この、選択したあたしの行動が、果たして正しかったのかどうかはわからない。
けれどそれによって、あたしはあたしを守ることに成功する。あたしをいじめていたグループは、結局あたしには興味など皆無だったのだ。
だからあたしは、
けれど、敵を下に見ることだけして正々堂々と勝負することすらせず、ただ陰湿に潰そうとするはっきり言ってクソみたいなやり方しかできないでいるやつらに、負ける気なんてしなかった。けれどストレスは溜まるし嫌にもなる。中学二年のあたしは、脆かった。
結局、あたしに対して向いていた悪意は、あたしが章と仲の良いことが原因だったのだ。
ただの嫉妬。
なら、あいつを自分の人生から排除すればおさまる。
我ながら薄っぺらくて安直でどうしようもない結論。
けれど、それを実行してから3ヶ月後に結果は出る。そのあとで気づいた。ああ、こんな卑屈なことすら、すぐに思い至らないくらい、あたしは疲弊していたのだと。
中学三年の秋には、そのいじめは止んでいた。
そしてあたしは、章との関係性をそのままに、章が絶対入れないであろう近くの進学校を選んだ。
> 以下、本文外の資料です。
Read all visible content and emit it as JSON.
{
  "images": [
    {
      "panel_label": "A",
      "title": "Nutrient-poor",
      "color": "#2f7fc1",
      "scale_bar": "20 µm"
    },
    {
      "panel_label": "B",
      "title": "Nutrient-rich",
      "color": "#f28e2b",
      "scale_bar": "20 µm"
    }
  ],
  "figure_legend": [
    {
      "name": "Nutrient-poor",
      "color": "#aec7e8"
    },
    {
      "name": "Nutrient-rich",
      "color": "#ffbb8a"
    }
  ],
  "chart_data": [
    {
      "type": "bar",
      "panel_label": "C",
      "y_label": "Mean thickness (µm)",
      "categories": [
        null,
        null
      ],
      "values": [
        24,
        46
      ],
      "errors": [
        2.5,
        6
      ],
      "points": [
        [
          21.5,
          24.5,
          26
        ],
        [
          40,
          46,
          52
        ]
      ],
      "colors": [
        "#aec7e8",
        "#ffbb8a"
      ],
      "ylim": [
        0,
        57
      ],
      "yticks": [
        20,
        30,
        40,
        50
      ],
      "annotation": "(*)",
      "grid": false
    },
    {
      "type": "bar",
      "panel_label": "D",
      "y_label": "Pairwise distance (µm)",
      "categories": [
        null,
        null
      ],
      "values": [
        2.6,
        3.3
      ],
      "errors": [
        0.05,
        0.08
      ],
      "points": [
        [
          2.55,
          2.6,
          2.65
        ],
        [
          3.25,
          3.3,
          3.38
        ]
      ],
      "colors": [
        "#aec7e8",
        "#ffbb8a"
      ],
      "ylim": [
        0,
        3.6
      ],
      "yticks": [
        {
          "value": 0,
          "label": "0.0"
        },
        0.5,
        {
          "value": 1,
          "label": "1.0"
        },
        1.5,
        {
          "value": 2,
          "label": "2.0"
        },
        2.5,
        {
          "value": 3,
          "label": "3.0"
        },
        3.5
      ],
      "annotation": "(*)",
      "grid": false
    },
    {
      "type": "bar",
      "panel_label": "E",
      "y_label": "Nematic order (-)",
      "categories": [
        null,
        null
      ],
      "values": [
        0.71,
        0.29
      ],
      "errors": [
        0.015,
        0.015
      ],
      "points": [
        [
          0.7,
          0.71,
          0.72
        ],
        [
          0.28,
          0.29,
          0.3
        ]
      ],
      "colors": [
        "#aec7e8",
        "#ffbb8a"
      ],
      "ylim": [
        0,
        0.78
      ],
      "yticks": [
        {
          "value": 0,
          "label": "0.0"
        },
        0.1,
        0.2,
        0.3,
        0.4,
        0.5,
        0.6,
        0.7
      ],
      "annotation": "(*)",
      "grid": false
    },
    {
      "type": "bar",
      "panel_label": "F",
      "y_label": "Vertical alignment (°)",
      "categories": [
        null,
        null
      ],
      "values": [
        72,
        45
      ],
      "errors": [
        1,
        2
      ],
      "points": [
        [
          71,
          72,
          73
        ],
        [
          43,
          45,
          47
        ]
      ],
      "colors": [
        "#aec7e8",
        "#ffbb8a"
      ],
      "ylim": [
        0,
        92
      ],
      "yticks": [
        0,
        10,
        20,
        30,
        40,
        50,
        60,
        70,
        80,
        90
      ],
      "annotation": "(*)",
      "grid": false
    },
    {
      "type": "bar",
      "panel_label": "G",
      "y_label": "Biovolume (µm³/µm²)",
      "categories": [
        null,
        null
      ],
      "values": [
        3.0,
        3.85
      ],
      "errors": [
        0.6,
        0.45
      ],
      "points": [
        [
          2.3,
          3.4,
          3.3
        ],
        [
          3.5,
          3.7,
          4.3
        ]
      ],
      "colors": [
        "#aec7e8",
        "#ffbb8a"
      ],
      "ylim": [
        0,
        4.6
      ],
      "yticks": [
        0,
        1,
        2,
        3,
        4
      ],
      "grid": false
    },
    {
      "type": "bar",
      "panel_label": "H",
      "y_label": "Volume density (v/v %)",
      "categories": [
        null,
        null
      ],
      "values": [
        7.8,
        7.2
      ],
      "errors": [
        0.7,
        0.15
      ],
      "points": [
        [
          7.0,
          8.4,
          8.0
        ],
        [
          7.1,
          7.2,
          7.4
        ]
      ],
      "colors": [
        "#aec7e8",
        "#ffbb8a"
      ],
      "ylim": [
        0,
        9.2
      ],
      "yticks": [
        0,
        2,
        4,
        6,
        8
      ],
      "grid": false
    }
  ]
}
しかし、入学式の日に、同じ高校の男子制服を着た奴に声をかけられてゾッとする。
「おはよ、
悪夢が連鎖すると思ってしまった。
けれどそれは今の所起きていない。もう三年。きっと起きない。
あたしはなんてハズレくじを引いていたのだろうと思ったら、気づく。
ちげーよ。あたしが引いたんじゃねーよ。お前が奴らに選ばせたんだ。こっちがどんな気分でいたと思ってんだ。
そんな責任転嫁をしてしまった結果、悪態は、別の理由で続いている。